Activist finally free of contempt counts

McLEAN, Va. — Federal prosecutors Friday dropped all charges against a Palestinian activist whose criminal contempt case had sat in limbo for five years in front of a skeptical judge.

Former University of South Florida professor Sami Al-Arian had been a target of the Justice Department for more than a decade. He initially was charged with playing a leadership role in the terrorist group Palestinian Islamic Jihad. He ended up taking a plea bargain on greatly reduced charges after a jury failed to convict him after a lengthy trial.

After accepting the plea deal in Tampa, Fla., in 2006, it had been expected that Al-Arian would be deported.

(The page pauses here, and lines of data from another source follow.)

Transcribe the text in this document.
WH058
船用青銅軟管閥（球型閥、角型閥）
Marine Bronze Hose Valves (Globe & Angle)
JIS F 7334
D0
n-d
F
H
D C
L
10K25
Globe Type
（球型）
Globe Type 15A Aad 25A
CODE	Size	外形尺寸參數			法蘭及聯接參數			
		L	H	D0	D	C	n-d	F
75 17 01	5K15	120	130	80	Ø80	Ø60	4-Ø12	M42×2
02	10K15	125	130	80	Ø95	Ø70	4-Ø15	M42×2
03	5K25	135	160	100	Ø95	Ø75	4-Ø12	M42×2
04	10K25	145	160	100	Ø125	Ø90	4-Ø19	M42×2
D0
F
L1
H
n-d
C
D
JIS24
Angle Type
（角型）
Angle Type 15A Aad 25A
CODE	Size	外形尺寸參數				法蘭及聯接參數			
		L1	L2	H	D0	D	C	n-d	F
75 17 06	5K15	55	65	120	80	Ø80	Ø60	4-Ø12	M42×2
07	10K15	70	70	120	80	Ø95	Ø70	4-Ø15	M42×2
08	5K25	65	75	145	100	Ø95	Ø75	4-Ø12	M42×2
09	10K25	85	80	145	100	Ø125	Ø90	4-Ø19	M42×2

Instead, the legal saga continued when prosecutors in Alexandria sought his testimony in a separate investigation. Al-Arian refused, saying he had carefully negotiated the Florida plea deal to exclude the usual requirement to cooperate with government investigations.

But appellate courts ruled that prosecutors were within their rights to subpoena Al-Arian. In 2008, prosecutors in Virginia filed criminal contempt charges against Al-Arian for his refusal to testify despite a grant of immunity.

For the past five years, the case sat dormant on the court docket. Judge Leonie Brinkema questioned the government’s tactics and wondered whether prosecutors were violating the spirit of Al-Arian’s plea deal in Florida, if not the letter of it.

Prosecutors moved Friday to drop the case, and U.S. Judge Anthony Trenga quickly followed suit with a formal order of dismissal.